Image Source: flaminglips.com

When it comes to temperature in music, the most acclaimed works are often cold. Observing just albums from the ‘90s (and the early 2000s I suppose), we see the iciness of Ok Computer and Kid A, which arose from Thom Yorke’s depressive, analytical approach to the world and his art. The sluggishness of Red House Painters’ Down Colorful Hill is the perfect backdrop to the wintry cover image: a bed of despair which the narrator cannot lift himself out of. It’s generally agreed upon that an environment of coldness and despair makes the greatest works of art, especially—and unfortunately—when coupled with heavy drug use.
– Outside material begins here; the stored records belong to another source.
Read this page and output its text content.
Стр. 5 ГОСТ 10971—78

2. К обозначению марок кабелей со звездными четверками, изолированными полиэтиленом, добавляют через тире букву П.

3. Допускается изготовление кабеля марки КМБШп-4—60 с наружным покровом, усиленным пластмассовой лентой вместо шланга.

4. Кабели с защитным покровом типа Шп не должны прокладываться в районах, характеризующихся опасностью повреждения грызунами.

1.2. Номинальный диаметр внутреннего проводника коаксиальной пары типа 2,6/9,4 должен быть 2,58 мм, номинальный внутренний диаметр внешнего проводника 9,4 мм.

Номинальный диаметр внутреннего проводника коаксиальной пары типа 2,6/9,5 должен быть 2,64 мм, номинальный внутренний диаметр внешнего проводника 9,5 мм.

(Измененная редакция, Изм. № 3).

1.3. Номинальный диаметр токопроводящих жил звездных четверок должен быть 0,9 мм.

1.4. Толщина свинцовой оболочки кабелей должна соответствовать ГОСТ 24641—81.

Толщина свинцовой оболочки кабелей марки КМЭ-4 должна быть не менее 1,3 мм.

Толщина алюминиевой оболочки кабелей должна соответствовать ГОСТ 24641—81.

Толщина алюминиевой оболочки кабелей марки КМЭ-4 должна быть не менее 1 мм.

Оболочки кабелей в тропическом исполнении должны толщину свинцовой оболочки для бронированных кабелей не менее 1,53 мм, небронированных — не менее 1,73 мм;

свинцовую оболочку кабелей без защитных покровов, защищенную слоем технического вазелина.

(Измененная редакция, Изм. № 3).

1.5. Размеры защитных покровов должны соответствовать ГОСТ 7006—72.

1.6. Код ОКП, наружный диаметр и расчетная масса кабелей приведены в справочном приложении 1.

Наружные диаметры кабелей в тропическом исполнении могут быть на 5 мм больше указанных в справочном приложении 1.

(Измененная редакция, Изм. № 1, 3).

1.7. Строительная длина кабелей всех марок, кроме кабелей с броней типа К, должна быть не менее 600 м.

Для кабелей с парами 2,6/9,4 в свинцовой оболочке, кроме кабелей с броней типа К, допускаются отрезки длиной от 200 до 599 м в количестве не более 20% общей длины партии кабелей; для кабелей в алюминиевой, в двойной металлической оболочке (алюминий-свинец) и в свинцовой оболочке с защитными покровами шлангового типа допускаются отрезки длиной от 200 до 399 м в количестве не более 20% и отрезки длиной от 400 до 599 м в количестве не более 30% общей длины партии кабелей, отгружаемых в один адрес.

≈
Wayne Coyne seemed to have all these qualities in spades, especially the heavy drug use, though at the close of the decade, he and the rest of The Flaming Lips decided, confoundingly, to address them with one of the warmest albums of the era: 1999’s The Soft Bulletin.
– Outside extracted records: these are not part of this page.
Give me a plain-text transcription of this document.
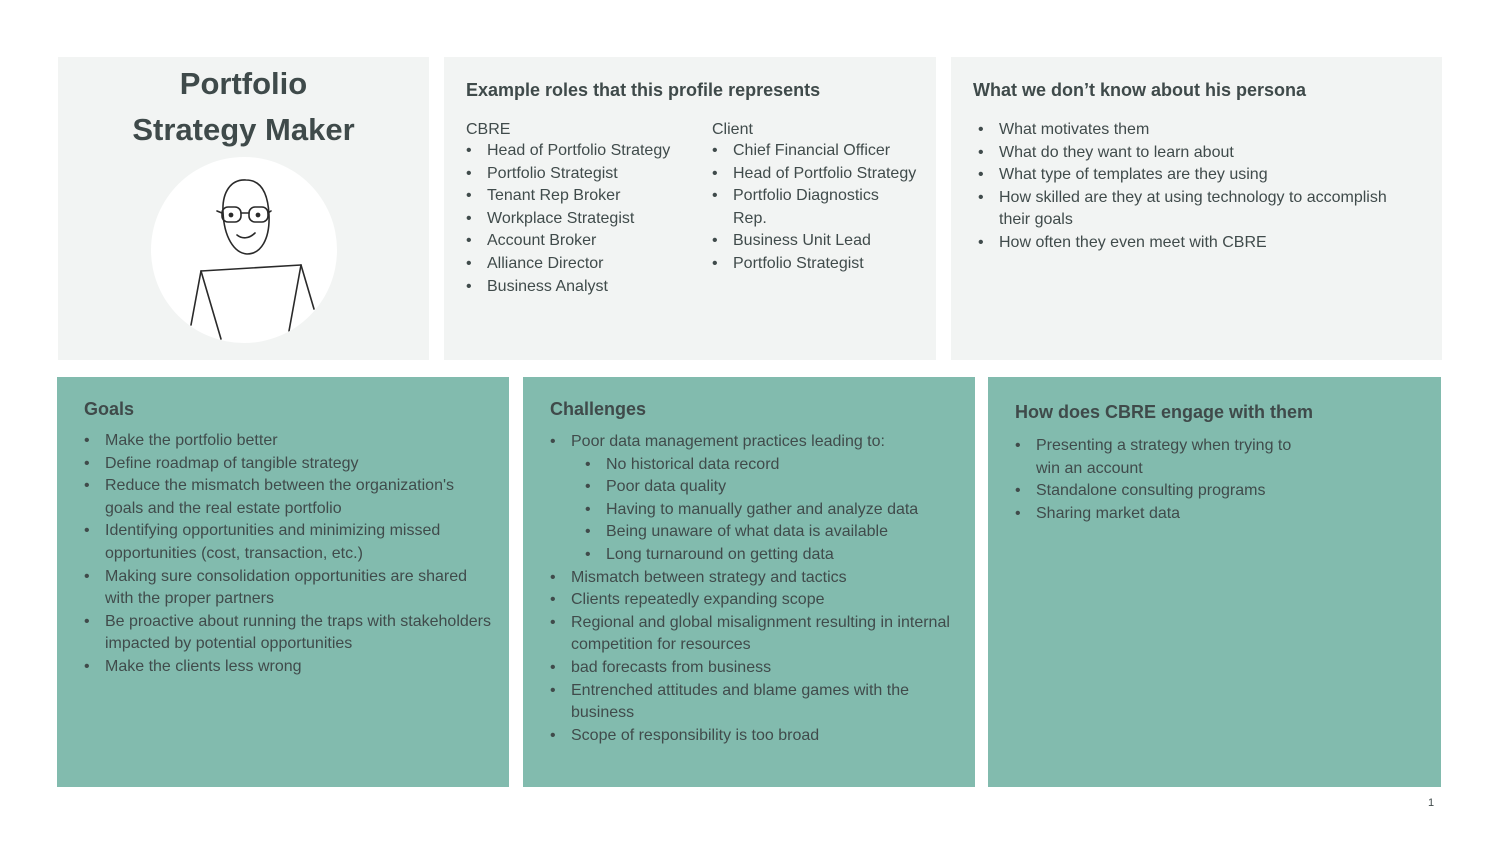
Portfolio
Strategy Maker
Example roles that this profile represents
CBRE
• Head of Portfolio Strategy
• Portfolio Strategist
• Tenant Rep Broker
• Workplace Strategist
• Account Broker
• Alliance Director
• Business Analyst
Client
• Chief Financial Officer
• Head of Portfolio Strategy
• Portfolio Diagnostics Rep.
• Business Unit Lead
• Portfolio Strategist
What we don’t know about his persona
• What motivates them
• What do they want to learn about
• What type of templates are they using
• How skilled are they at using technology to accomplish their goals
• How often they even meet with CBRE
Goals
• Make the portfolio better
• Define roadmap of tangible strategy
• Reduce the mismatch between the organization's goals and the real estate portfolio
• Identifying opportunities and minimizing missed opportunities (cost, transaction, etc.)
• Making sure consolidation opportunities are shared with the proper partners
• Be proactive about running the traps with stakeholders impacted by potential opportunities
• Make the clients less wrong
Challenges
• Poor data management practices leading to:
• No historical data record
• Poor data quality
• Having to manually gather and analyze data
• Being unaware of what data is available
• Long turnaround on getting data
• Mismatch between strategy and tactics
• Clients repeatedly expanding scope
• Regional and global misalignment resulting in internal competition for resources
• bad forecasts from business
• Entrenched attitudes and blame games with the business
• Scope of responsibility is too broad
How does CBRE engage with them
• Presenting a strategy when trying to win an account
• Standalone consulting programs
• Sharing market data
1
Every instant of The Soft Bulletin is dedicated to drugs, including the title. Wayne Coyne is the “Soft Bulletin,” an emotional man who pictures himself a bulletin board, plucked full of holes by heroin needles instead of thumbtacks. What flows from those heroin injection points is not frustration, as in the case of Kurt Cobain, nor destruction, as in the case of Royal Trux, but beauty, a youthful joy that seeps out of every pore of every song. Perhaps my association of warmth and The Soft Bulletin mostly reflects the time of my personal discovery of The Soft Bulletin, but the association can be heard throughout the album, from the lush opening string-synth wail of Race for the Prize all the way up to the ending track, where the chirps of crickets dance around a soulful piano and synthesizer section. But the beauty is a mirage, a haze that covers up the same cold core found in those aforementioned albums. Following innovative, Pet Sounds-esque orchestral pop songs about spoonfuls and spider bites the fog nearly dissipates as Coyne seems to discover for the first time that addiction can have monumental consequences. The lyrics begin to sound worried as Coyne’s pathos reveals itself as the album nearly comes down from its high. The conclusion is nondescript, perhaps the return of the high or the embrace of it with a newfound fear. The themes and emotions of the album are abstracted as Coyne struggles to communicate the complexity of his thoughts through his filter of blissful ignorance.  

The only constants in The Soft Bulletin are drugs and beauty, answering the pain thought to be inherent with heavy drug use with a colorful, psychedelic smile. A uniquely confused embrace of a destructive lifestyle with childlike wonder? Maybe. A sunny, gorgeous, progressive, and symphonic pop album which, for me, always signals the beginning of summer? Absolutely.